In spite of its limitations, these data offer several contributions to the literature. There has been an unequivocal shift in practice pattern from RYGB and LAGB to VSG. Though readmissions play a major role in consumption of health care dollars, there is limited literature describing readmissions after bariatric surgery. Our data offers important insights into this problem. Our data demonstrate a 30 % lower readmission rate for VSG than RYGB. This important advantage may help hospitals in reducing costly and unnecessary readmissions. Higher readmissions seen in females and non-whites are also important findings that should be used to direct hospital-based efforts to reduce readmission rates.

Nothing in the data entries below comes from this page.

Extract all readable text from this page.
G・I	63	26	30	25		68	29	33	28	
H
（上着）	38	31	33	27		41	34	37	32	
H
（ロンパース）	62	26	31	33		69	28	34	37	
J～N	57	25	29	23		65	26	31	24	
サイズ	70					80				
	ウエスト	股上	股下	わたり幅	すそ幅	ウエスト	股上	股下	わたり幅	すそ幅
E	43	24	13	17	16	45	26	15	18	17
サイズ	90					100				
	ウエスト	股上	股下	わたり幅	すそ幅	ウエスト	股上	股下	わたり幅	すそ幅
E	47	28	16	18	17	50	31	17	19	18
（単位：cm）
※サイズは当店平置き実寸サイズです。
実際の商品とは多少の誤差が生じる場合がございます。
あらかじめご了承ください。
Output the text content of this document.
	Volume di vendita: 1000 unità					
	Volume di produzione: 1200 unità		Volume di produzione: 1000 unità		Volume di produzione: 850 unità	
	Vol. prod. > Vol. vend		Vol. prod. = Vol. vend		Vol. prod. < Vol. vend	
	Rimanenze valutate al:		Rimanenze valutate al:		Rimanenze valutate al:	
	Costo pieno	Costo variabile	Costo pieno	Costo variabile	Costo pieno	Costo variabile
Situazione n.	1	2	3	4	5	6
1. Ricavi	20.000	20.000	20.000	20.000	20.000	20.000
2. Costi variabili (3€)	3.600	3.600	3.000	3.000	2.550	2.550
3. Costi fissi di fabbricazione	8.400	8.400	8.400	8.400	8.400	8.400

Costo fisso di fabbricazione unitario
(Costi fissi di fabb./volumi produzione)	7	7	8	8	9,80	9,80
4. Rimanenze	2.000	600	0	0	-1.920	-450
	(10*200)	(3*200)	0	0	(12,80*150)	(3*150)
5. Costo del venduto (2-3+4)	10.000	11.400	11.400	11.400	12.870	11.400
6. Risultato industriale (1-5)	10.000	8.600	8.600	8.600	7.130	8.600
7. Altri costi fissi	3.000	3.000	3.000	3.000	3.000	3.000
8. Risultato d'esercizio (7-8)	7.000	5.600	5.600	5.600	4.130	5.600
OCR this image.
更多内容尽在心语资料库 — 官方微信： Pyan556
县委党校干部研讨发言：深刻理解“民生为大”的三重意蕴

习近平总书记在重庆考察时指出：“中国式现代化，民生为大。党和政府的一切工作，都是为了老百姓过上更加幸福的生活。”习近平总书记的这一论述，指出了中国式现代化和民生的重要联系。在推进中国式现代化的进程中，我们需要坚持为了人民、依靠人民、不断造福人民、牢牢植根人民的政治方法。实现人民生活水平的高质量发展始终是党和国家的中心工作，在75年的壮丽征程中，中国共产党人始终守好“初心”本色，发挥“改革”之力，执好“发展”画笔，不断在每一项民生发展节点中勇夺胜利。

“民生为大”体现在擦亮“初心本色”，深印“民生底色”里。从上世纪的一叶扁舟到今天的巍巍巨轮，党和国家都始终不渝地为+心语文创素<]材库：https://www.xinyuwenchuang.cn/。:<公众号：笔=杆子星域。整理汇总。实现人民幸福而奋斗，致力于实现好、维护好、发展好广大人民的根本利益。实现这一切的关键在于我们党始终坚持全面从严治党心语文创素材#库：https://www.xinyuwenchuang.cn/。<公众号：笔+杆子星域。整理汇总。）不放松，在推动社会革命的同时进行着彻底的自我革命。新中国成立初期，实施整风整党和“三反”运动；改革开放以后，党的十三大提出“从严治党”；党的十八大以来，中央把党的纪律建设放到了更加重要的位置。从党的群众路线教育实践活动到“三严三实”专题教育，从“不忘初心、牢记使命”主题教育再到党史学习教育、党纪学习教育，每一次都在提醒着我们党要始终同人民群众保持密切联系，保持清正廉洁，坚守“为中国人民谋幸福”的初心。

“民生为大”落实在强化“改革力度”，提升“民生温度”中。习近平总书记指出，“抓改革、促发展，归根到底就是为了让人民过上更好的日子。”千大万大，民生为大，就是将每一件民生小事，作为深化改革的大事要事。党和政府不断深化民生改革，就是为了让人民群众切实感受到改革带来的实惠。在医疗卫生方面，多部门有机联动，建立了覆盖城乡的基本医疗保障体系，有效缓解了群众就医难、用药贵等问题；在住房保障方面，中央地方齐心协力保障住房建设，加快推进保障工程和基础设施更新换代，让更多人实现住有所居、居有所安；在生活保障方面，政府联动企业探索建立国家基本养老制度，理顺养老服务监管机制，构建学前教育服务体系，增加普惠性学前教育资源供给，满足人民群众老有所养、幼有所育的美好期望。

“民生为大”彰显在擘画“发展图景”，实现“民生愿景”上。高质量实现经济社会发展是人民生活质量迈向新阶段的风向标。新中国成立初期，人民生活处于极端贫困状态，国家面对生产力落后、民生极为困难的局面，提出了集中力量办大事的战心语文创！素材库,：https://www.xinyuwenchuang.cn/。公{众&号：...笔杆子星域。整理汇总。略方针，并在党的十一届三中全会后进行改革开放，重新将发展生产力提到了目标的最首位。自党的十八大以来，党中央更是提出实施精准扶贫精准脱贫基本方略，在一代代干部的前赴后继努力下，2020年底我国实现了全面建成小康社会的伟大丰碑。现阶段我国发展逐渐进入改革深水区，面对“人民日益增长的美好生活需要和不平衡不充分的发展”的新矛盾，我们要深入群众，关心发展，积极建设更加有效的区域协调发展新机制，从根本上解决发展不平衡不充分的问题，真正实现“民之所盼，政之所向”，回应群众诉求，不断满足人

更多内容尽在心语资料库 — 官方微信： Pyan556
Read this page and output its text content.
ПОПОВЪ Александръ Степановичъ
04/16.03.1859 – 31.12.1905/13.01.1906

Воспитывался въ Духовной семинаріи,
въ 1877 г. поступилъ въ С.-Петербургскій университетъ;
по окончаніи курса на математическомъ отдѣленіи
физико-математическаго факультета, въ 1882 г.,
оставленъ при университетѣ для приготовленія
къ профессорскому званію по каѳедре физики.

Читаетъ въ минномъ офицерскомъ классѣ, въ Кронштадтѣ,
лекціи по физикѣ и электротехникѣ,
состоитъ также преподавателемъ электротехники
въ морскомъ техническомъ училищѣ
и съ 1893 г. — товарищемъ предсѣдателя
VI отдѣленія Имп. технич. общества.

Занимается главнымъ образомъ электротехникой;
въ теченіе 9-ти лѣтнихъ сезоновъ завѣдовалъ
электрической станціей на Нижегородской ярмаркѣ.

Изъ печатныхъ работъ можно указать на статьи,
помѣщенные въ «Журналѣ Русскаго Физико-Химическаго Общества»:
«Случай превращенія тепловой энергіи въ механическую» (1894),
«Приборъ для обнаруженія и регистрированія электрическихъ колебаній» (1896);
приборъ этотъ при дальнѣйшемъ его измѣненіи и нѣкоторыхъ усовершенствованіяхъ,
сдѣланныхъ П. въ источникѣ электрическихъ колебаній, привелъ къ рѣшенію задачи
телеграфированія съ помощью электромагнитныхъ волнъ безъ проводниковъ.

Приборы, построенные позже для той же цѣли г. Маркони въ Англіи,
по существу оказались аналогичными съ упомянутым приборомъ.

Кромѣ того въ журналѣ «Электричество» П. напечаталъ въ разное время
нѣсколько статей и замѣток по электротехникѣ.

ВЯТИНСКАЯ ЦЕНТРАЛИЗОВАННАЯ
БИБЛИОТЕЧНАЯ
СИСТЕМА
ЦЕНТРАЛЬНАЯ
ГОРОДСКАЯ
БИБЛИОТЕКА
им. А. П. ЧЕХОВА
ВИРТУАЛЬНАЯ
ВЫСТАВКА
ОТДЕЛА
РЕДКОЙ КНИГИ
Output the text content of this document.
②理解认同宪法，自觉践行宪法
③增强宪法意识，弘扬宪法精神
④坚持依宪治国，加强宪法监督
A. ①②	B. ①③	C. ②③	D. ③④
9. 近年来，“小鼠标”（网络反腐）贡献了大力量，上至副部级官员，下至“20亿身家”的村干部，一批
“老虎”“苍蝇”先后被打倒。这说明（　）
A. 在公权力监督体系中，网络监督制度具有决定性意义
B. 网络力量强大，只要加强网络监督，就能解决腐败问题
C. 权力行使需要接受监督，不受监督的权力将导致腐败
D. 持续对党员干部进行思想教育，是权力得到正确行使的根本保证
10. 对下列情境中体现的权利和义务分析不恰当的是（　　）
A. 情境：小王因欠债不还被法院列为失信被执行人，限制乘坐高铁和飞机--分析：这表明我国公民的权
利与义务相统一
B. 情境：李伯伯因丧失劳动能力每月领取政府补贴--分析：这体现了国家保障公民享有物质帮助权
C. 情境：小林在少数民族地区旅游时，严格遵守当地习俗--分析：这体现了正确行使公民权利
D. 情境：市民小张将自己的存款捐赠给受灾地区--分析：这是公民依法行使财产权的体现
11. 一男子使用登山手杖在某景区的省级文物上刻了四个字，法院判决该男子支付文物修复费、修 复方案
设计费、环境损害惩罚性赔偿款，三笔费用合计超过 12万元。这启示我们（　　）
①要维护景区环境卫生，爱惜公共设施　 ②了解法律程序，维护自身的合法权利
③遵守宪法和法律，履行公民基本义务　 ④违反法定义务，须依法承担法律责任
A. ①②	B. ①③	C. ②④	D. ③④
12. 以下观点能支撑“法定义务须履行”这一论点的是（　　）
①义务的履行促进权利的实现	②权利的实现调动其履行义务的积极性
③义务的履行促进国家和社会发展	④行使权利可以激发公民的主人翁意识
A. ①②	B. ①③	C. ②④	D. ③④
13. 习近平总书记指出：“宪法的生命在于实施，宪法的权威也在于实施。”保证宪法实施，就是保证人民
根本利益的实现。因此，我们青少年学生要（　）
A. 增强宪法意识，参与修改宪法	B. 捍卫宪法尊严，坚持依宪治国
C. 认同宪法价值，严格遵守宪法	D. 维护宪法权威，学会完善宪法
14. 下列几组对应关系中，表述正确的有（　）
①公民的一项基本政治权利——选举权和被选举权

In conclusion, our findings provide insight into national procedural trends regarding bariatric surgeries, factors informing which surgery is performed, and which patients are readmitted. The implications of our study findings are multiple. Regarding its surgical anatomy, the VSG offers no anastomoses, no risk of internal herniation, and a reduced risk of vitamin deficiency due to lack of malabsorptive component. Patients undergoing VSG also have lower readmission rates than patients undergoing other bariatric procedures. This advantage may inform the rising rates of VSG in the United States. Long-term durability of weight loss and comorbid disease control are not completely understood. Also, long-term post-operative complication rates after VSG have not yet been quantified. Moving forward, longitudinal data should address these questions.